The first issue of Garrison's Liberator

This week marks the inaugural release of The Liberator, a hugely influential abolitionist newspaper published by William Lloyd Garrison. In January of 1831, Garrison, a devoted Christian and Boston based anti-slavery advocate, placed himself at the forefront of the American abolitionist movement with The Liberator's publication. The paper's initial funding was supported by the free black population of New England and, at first, the circulation was low. However, soon after The Liberator's release, a bloody slave uprising in Virginia known to history as the Nat Turner Rebellion, drew national headlines and cast a spotlight on the slavery issue - The Liberator was soon growing by leaps and bounds. Garrison would continue the publication for over three decades, refusing to rest until the institution of slavery was dead. The passage of the 13th Amendment ultimately abolished the practice at the close of the Civil War

The issue of slavery was incredibly divisive and controversial in Garrison's day and the publication put Garrison himself at tremendous risk, both in terms of his professional standing and physical security.
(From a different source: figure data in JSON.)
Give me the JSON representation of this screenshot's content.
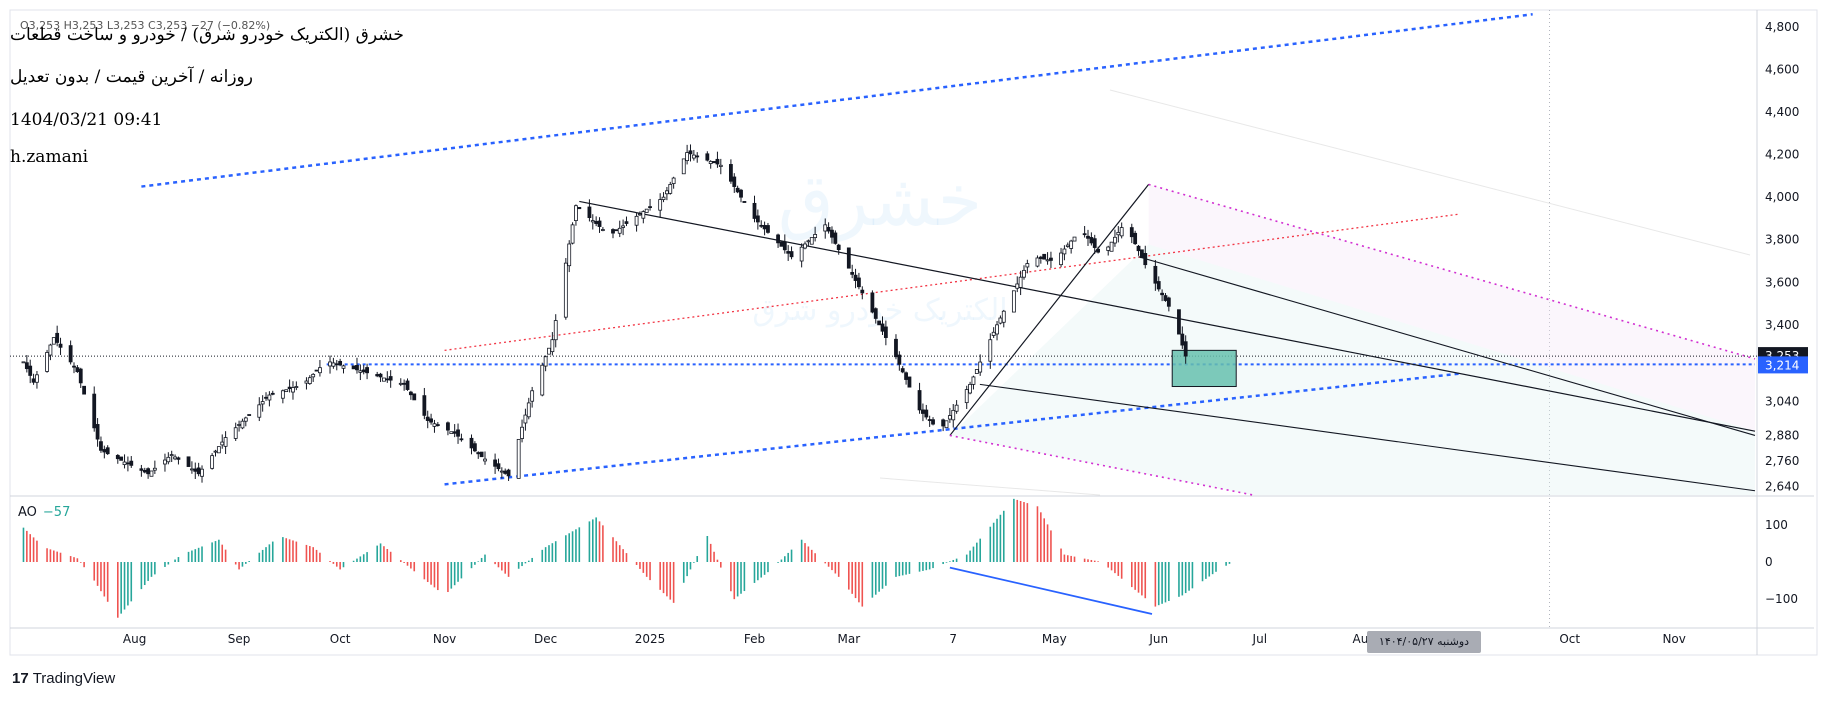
{
  "header": {
    "ohlc_text": "O3,253  H3,253  L3,253  C3,253  −27 (−0.82%)",
    "title": "خشرق (الکتریک خودرو شرق) / خودرو و ساخت قطعات",
    "subtitle": "روزانه / آخرین قیمت / بدون تعدیل",
    "datetime": "1404/03/21 09:41",
    "author": "h.zamani"
  },
  "watermark": {
    "symbol": "خشرق",
    "name": "الکتریک خودرو شرق"
  },
  "crosshair_date": "دوشنبه ۱۴۰۴/۰۵/۲۷",
  "branding": {
    "logo_mark": "17",
    "name": "TradingView"
  },
  "colors": {
    "up": "#131722",
    "down": "#131722",
    "ao_up": "#26a69a",
    "ao_down": "#ef5350",
    "channel_blue": "#2962ff",
    "red_line": "#f23645",
    "pitch_pink": "#d12fd1",
    "last_price_bg": "#131722",
    "level_bg": "#2962ff",
    "zone_fill": "#66c0ae"
  },
  "chart_data": [
    {
      "type": "candlestick",
      "title": "خشرق",
      "x_ticks": [
        {
          "date": "2024-08-01",
          "label": "Aug"
        },
        {
          "date": "2024-09-01",
          "label": "Sep"
        },
        {
          "date": "2024-10-01",
          "label": "Oct"
        },
        {
          "date": "2024-11-01",
          "label": "Nov"
        },
        {
          "date": "2024-12-01",
          "label": "Dec"
        },
        {
          "date": "2025-01-01",
          "label": "2025"
        },
        {
          "date": "2025-02-01",
          "label": "Feb"
        },
        {
          "date": "2025-03-01",
          "label": "Mar"
        },
        {
          "date": "2025-04-01",
          "label": "7"
        },
        {
          "date": "2025-05-01",
          "label": "May"
        },
        {
          "date": "2025-06-01",
          "label": "Jun"
        },
        {
          "date": "2025-07-01",
          "label": "Jul"
        },
        {
          "date": "2025-08-01",
          "label": "Aug"
        },
        {
          "date": "2025-09-01",
          "label": "Sep"
        },
        {
          "date": "2025-10-01",
          "label": "Oct"
        },
        {
          "date": "2025-11-01",
          "label": "Nov"
        }
      ],
      "y_ticks": [
        2640,
        2760,
        2880,
        3040,
        3400,
        3600,
        3800,
        4000,
        4200,
        4400,
        4600,
        4800
      ],
      "ylim": [
        2600,
        4880
      ],
      "xlim": [
        "2024-06-25",
        "2025-11-25"
      ],
      "last_price": {
        "value": 3253,
        "label": "3,253"
      },
      "level_price": {
        "value": 3214,
        "label": "3,214"
      },
      "waypoints": [
        [
          "2024-06-27",
          3290
        ],
        [
          "2024-07-02",
          3130
        ],
        [
          "2024-07-08",
          3340
        ],
        [
          "2024-07-15",
          3180
        ],
        [
          "2024-07-22",
          2810
        ],
        [
          "2024-08-05",
          2700
        ],
        [
          "2024-08-12",
          2790
        ],
        [
          "2024-08-20",
          2700
        ],
        [
          "2024-08-28",
          2870
        ],
        [
          "2024-09-10",
          3070
        ],
        [
          "2024-09-20",
          3120
        ],
        [
          "2024-09-27",
          3230
        ],
        [
          "2024-10-10",
          3170
        ],
        [
          "2024-10-20",
          3120
        ],
        [
          "2024-10-27",
          2950
        ],
        [
          "2024-11-04",
          2890
        ],
        [
          "2024-11-12",
          2780
        ],
        [
          "2024-11-20",
          2690
        ],
        [
          "2024-11-27",
          3090
        ],
        [
          "2024-12-03",
          3330
        ],
        [
          "2024-12-10",
          3960
        ],
        [
          "2024-12-20",
          3820
        ],
        [
          "2025-01-05",
          4000
        ],
        [
          "2025-01-12",
          4210
        ],
        [
          "2025-01-22",
          4150
        ],
        [
          "2025-02-01",
          3900
        ],
        [
          "2025-02-12",
          3720
        ],
        [
          "2025-02-22",
          3870
        ],
        [
          "2025-03-05",
          3550
        ],
        [
          "2025-03-15",
          3250
        ],
        [
          "2025-03-22",
          3000
        ],
        [
          "2025-03-28",
          2900
        ],
        [
          "2025-04-06",
          3120
        ],
        [
          "2025-04-14",
          3400
        ],
        [
          "2025-04-24",
          3720
        ],
        [
          "2025-05-01",
          3700
        ],
        [
          "2025-05-09",
          3850
        ],
        [
          "2025-05-15",
          3720
        ],
        [
          "2025-05-22",
          3880
        ],
        [
          "2025-05-29",
          3650
        ],
        [
          "2025-06-05",
          3460
        ],
        [
          "2025-06-09",
          3253
        ]
      ],
      "annotations": {
        "channel_upper": [
          [
            "2024-08-03",
            4050
          ],
          [
            "2025-09-20",
            4860
          ]
        ],
        "channel_lower": [
          [
            "2024-11-01",
            2650
          ],
          [
            "2025-08-29",
            3170
          ]
        ],
        "red_line": [
          [
            "2024-11-01",
            3280
          ],
          [
            "2025-08-29",
            3920
          ]
        ],
        "level_line": [
          [
            "2024-09-27",
            3214
          ],
          [
            "2025-11-25",
            3214
          ]
        ],
        "pitchfork_handle": [
          [
            "2025-03-31",
            2880
          ],
          [
            "2025-05-29",
            4060
          ]
        ],
        "pitchfork_mid": [
          [
            "2024-12-11",
            3980
          ],
          [
            "2025-11-25",
            2900
          ]
        ],
        "pitchfork_upper": [
          [
            "2025-05-29",
            4060
          ],
          [
            "2025-11-25",
            3240
          ]
        ],
        "pitchfork_lower": [
          [
            "2025-03-31",
            2880
          ],
          [
            "2025-06-29",
            2600
          ]
        ],
        "zone": [
          [
            "2025-06-05",
            3280
          ],
          [
            "2025-06-24",
            3110
          ]
        ],
        "zone_color": "#66c0ae"
      }
    },
    {
      "type": "bar",
      "title": "AO",
      "value_label": "−57",
      "y_ticks": [
        100,
        0,
        -100
      ],
      "ylim": [
        -175,
        175
      ],
      "waypoints": [
        [
          "2024-06-27",
          110
        ],
        [
          "2024-07-05",
          40
        ],
        [
          "2024-07-15",
          10
        ],
        [
          "2024-07-20",
          -50
        ],
        [
          "2024-07-27",
          -150
        ],
        [
          "2024-08-06",
          -40
        ],
        [
          "2024-08-15",
          20
        ],
        [
          "2024-08-26",
          60
        ],
        [
          "2024-09-01",
          -20
        ],
        [
          "2024-09-13",
          70
        ],
        [
          "2024-09-23",
          40
        ],
        [
          "2024-10-01",
          -20
        ],
        [
          "2024-10-13",
          50
        ],
        [
          "2024-10-23",
          -25
        ],
        [
          "2024-11-01",
          -90
        ],
        [
          "2024-11-13",
          20
        ],
        [
          "2024-11-20",
          -40
        ],
        [
          "2024-12-01",
          40
        ],
        [
          "2024-12-16",
          120
        ],
        [
          "2024-12-31",
          -40
        ],
        [
          "2025-01-08",
          -110
        ],
        [
          "2025-01-18",
          70
        ],
        [
          "2025-01-26",
          -100
        ],
        [
          "2025-02-06",
          -20
        ],
        [
          "2025-02-15",
          60
        ],
        [
          "2025-02-26",
          -40
        ],
        [
          "2025-03-05",
          -120
        ],
        [
          "2025-03-15",
          -40
        ],
        [
          "2025-03-25",
          -20
        ],
        [
          "2025-04-05",
          20
        ],
        [
          "2025-04-19",
          170
        ],
        [
          "2025-04-26",
          150
        ],
        [
          "2025-05-04",
          20
        ],
        [
          "2025-05-15",
          0
        ],
        [
          "2025-05-23",
          -60
        ],
        [
          "2025-05-31",
          -120
        ],
        [
          "2025-06-08",
          -90
        ],
        [
          "2025-06-19",
          -20
        ],
        [
          "2025-06-23",
          0
        ]
      ],
      "annotations": {
        "divergence_line": [
          [
            "2025-03-31",
            -15
          ],
          [
            "2025-05-30",
            -140
          ]
        ]
      }
    }
  ]
}
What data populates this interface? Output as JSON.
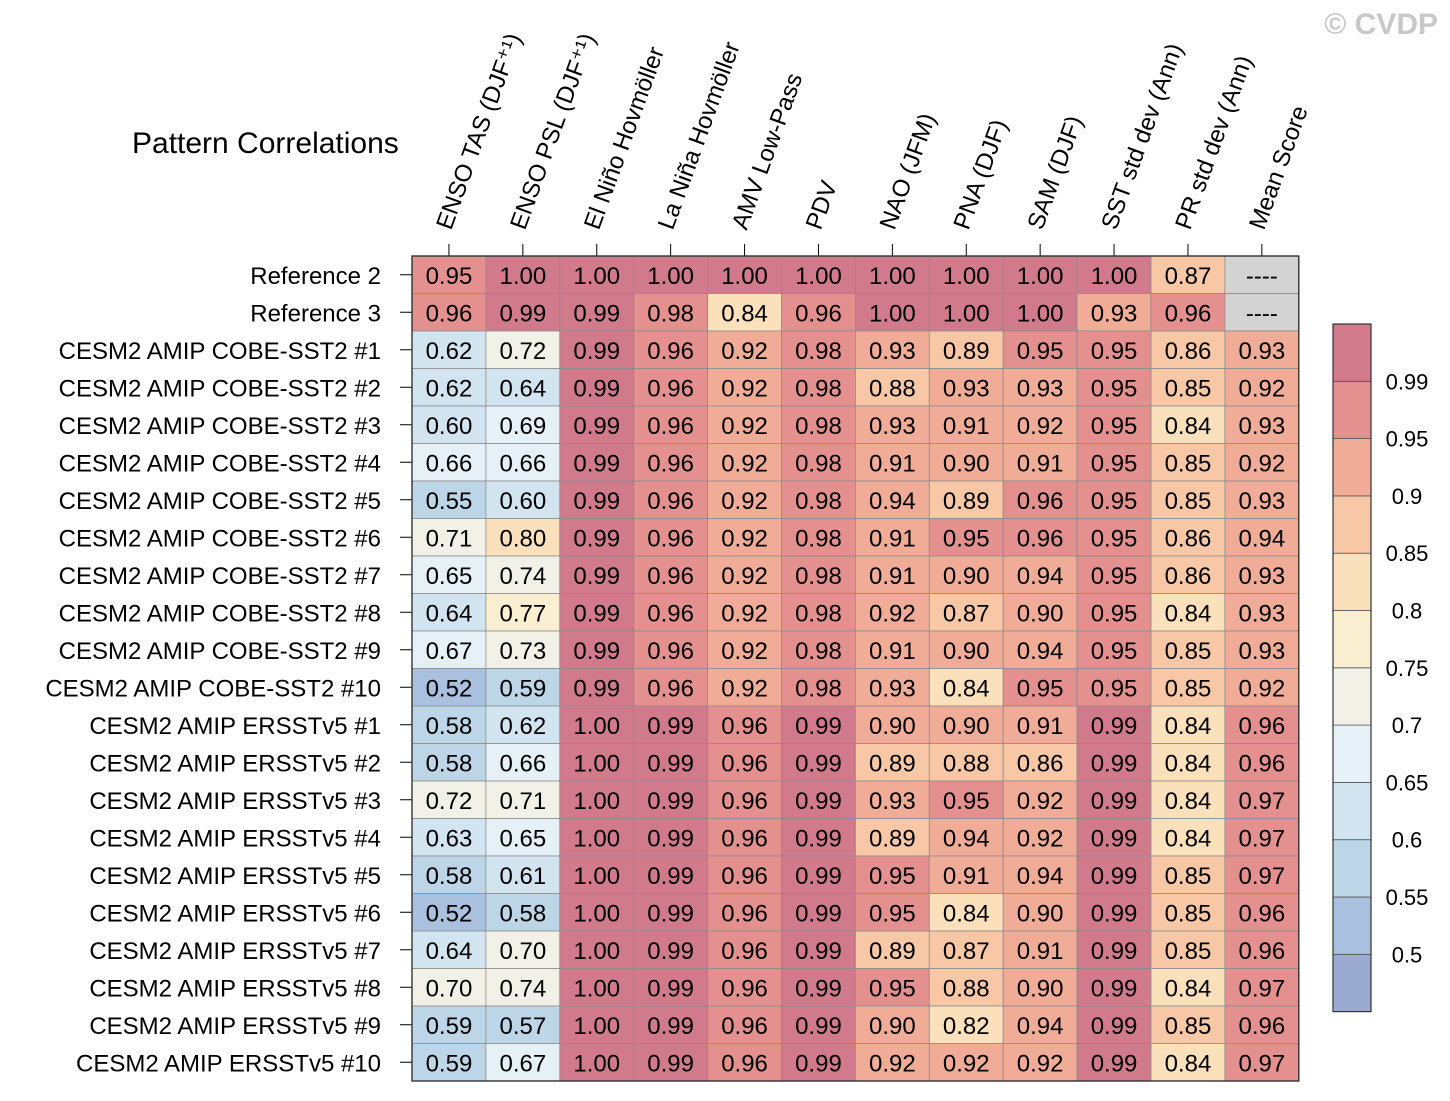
{
  "watermark": "© CVDP",
  "chart_data": {
    "type": "heatmap",
    "title": "Pattern Correlations",
    "columns": [
      "ENSO TAS (DJF⁺¹)",
      "ENSO PSL (DJF⁺¹)",
      "El Niño Hovmöller",
      "La Niña Hovmöller",
      "AMV Low-Pass",
      "PDV",
      "NAO (JFM)",
      "PNA (DJF)",
      "SAM (DJF)",
      "SST std dev (Ann)",
      "PR std dev (Ann)",
      "Mean Score"
    ],
    "rows": [
      "Reference 2",
      "Reference 3",
      "CESM2 AMIP COBE-SST2 #1",
      "CESM2 AMIP COBE-SST2 #2",
      "CESM2 AMIP COBE-SST2 #3",
      "CESM2 AMIP COBE-SST2 #4",
      "CESM2 AMIP COBE-SST2 #5",
      "CESM2 AMIP COBE-SST2 #6",
      "CESM2 AMIP COBE-SST2 #7",
      "CESM2 AMIP COBE-SST2 #8",
      "CESM2 AMIP COBE-SST2 #9",
      "CESM2 AMIP COBE-SST2 #10",
      "CESM2 AMIP ERSSTv5 #1",
      "CESM2 AMIP ERSSTv5 #2",
      "CESM2 AMIP ERSSTv5 #3",
      "CESM2 AMIP ERSSTv5 #4",
      "CESM2 AMIP ERSSTv5 #5",
      "CESM2 AMIP ERSSTv5 #6",
      "CESM2 AMIP ERSSTv5 #7",
      "CESM2 AMIP ERSSTv5 #8",
      "CESM2 AMIP ERSSTv5 #9",
      "CESM2 AMIP ERSSTv5 #10"
    ],
    "values": [
      [
        "0.95",
        "1.00",
        "1.00",
        "1.00",
        "1.00",
        "1.00",
        "1.00",
        "1.00",
        "1.00",
        "1.00",
        "0.87",
        "----"
      ],
      [
        "0.96",
        "0.99",
        "0.99",
        "0.98",
        "0.84",
        "0.96",
        "1.00",
        "1.00",
        "1.00",
        "0.93",
        "0.96",
        "----"
      ],
      [
        "0.62",
        "0.72",
        "0.99",
        "0.96",
        "0.92",
        "0.98",
        "0.93",
        "0.89",
        "0.95",
        "0.95",
        "0.86",
        "0.93"
      ],
      [
        "0.62",
        "0.64",
        "0.99",
        "0.96",
        "0.92",
        "0.98",
        "0.88",
        "0.93",
        "0.93",
        "0.95",
        "0.85",
        "0.92"
      ],
      [
        "0.60",
        "0.69",
        "0.99",
        "0.96",
        "0.92",
        "0.98",
        "0.93",
        "0.91",
        "0.92",
        "0.95",
        "0.84",
        "0.93"
      ],
      [
        "0.66",
        "0.66",
        "0.99",
        "0.96",
        "0.92",
        "0.98",
        "0.91",
        "0.90",
        "0.91",
        "0.95",
        "0.85",
        "0.92"
      ],
      [
        "0.55",
        "0.60",
        "0.99",
        "0.96",
        "0.92",
        "0.98",
        "0.94",
        "0.89",
        "0.96",
        "0.95",
        "0.85",
        "0.93"
      ],
      [
        "0.71",
        "0.80",
        "0.99",
        "0.96",
        "0.92",
        "0.98",
        "0.91",
        "0.95",
        "0.96",
        "0.95",
        "0.86",
        "0.94"
      ],
      [
        "0.65",
        "0.74",
        "0.99",
        "0.96",
        "0.92",
        "0.98",
        "0.91",
        "0.90",
        "0.94",
        "0.95",
        "0.86",
        "0.93"
      ],
      [
        "0.64",
        "0.77",
        "0.99",
        "0.96",
        "0.92",
        "0.98",
        "0.92",
        "0.87",
        "0.90",
        "0.95",
        "0.84",
        "0.93"
      ],
      [
        "0.67",
        "0.73",
        "0.99",
        "0.96",
        "0.92",
        "0.98",
        "0.91",
        "0.90",
        "0.94",
        "0.95",
        "0.85",
        "0.93"
      ],
      [
        "0.52",
        "0.59",
        "0.99",
        "0.96",
        "0.92",
        "0.98",
        "0.93",
        "0.84",
        "0.95",
        "0.95",
        "0.85",
        "0.92"
      ],
      [
        "0.58",
        "0.62",
        "1.00",
        "0.99",
        "0.96",
        "0.99",
        "0.90",
        "0.90",
        "0.91",
        "0.99",
        "0.84",
        "0.96"
      ],
      [
        "0.58",
        "0.66",
        "1.00",
        "0.99",
        "0.96",
        "0.99",
        "0.89",
        "0.88",
        "0.86",
        "0.99",
        "0.84",
        "0.96"
      ],
      [
        "0.72",
        "0.71",
        "1.00",
        "0.99",
        "0.96",
        "0.99",
        "0.93",
        "0.95",
        "0.92",
        "0.99",
        "0.84",
        "0.97"
      ],
      [
        "0.63",
        "0.65",
        "1.00",
        "0.99",
        "0.96",
        "0.99",
        "0.89",
        "0.94",
        "0.92",
        "0.99",
        "0.84",
        "0.97"
      ],
      [
        "0.58",
        "0.61",
        "1.00",
        "0.99",
        "0.96",
        "0.99",
        "0.95",
        "0.91",
        "0.94",
        "0.99",
        "0.85",
        "0.97"
      ],
      [
        "0.52",
        "0.58",
        "1.00",
        "0.99",
        "0.96",
        "0.99",
        "0.95",
        "0.84",
        "0.90",
        "0.99",
        "0.85",
        "0.96"
      ],
      [
        "0.64",
        "0.70",
        "1.00",
        "0.99",
        "0.96",
        "0.99",
        "0.89",
        "0.87",
        "0.91",
        "0.99",
        "0.85",
        "0.96"
      ],
      [
        "0.70",
        "0.74",
        "1.00",
        "0.99",
        "0.96",
        "0.99",
        "0.95",
        "0.88",
        "0.90",
        "0.99",
        "0.84",
        "0.97"
      ],
      [
        "0.59",
        "0.57",
        "1.00",
        "0.99",
        "0.96",
        "0.99",
        "0.90",
        "0.82",
        "0.94",
        "0.99",
        "0.85",
        "0.96"
      ],
      [
        "0.59",
        "0.67",
        "1.00",
        "0.99",
        "0.96",
        "0.99",
        "0.92",
        "0.92",
        "0.92",
        "0.99",
        "0.84",
        "0.97"
      ]
    ],
    "colorbar": {
      "levels": [
        0.5,
        0.55,
        0.6,
        0.65,
        0.7,
        0.75,
        0.8,
        0.85,
        0.9,
        0.95,
        0.99
      ],
      "labels": [
        "0.5",
        "0.55",
        "0.6",
        "0.65",
        "0.7",
        "0.75",
        "0.8",
        "0.85",
        "0.9",
        "0.95",
        "0.99"
      ],
      "colors": [
        "#9aaad0",
        "#a9c1de",
        "#bcd5e7",
        "#d2e4f0",
        "#e5f1f6",
        "#f2f1e7",
        "#fbefd2",
        "#fbe0bc",
        "#f8c8a6",
        "#f1ac97",
        "#e3908e",
        "#d07a8c"
      ],
      "missing_color": "#d3d3d3"
    }
  }
}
He would not be dissuaded. Armed with the singleminded ferocity that comes with extreme moral clarity, Garrison was singularly effective and unswerving in his cause. Emphatically setting the tone for all future issues, Garrison's paper began with these words,

On this subject, I do not wish to think, or speak, or write, with moderation. No! no! Tell a man whose house is on fire, to give a moderate alarm; tell him to moderately rescue his wife from the hand of the ravisher; tell the mother to gradually extricate her babe from the fire into which it has fallen; — but urge me not to use moderation in a cause like the present. I am in earnest — I will not equivocate — I will not excuse — I will not retreat a single inch — AND I WILL BE HEARD. ...
— William Lloyd Garrison

William Lloyd Garrison, American hero.